It had been over three years since he had seen his parents, his sister and brother. Three years since we flew across the Red Sea back to Jeddah.
Less than a year ago, it went off again. After several weeks of uncertainty, his family managed to flee the capital and resettle in their old house in a village in the North. They took only the essentials with them. It’s in our nature to hope, we don’t usually think about the possibility of no return. They also had to leave their car behind in their yard, which would have made the journey too dangerous, or almost impossible. They had to travel by organized public transport. Soon after, the militias started looting. The car was riddled with bullets. The abandoned house, which the neighbors could look after for only a short time, received new residents. Army mercenaries need a place to rest. So now the enemies are sleeping in their beds. They brought their families from other parts of the country. All the plates, all the cups and teapots are now theirs. Bedding and clothes as well.
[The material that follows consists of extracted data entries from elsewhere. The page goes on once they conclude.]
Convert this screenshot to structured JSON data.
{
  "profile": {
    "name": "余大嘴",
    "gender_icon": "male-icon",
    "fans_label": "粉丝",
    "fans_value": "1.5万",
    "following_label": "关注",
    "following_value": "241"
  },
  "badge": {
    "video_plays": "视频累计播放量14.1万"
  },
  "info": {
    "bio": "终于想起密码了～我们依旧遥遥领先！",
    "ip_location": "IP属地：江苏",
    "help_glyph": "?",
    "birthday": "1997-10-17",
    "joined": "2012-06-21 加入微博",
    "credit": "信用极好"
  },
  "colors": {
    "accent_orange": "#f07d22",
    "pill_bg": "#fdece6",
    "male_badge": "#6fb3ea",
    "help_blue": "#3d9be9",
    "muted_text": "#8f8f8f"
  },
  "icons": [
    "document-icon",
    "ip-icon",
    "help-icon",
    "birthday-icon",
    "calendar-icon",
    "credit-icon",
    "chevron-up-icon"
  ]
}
Even in the time of war, new bonds of marriage arise. And so the former neighbors phoned to the North that a new couple had gotten married in Tamer’s former home backyard. And the groom wore Tamer’s wedding set, which he left in his family wardrobe that faithful August 2019.
It is difficult to talk and write about it. But I must find a way. It is difficult to ask him how his parents are doing, with whom he only manages to speak on the phone. It is difficult for him when I suggest whether he will send them a photo from the snowy winter fairy tale that we have in Ljubljana. “It’s difficult,” he answers me when he can no longer find words for what is happening in his homeland.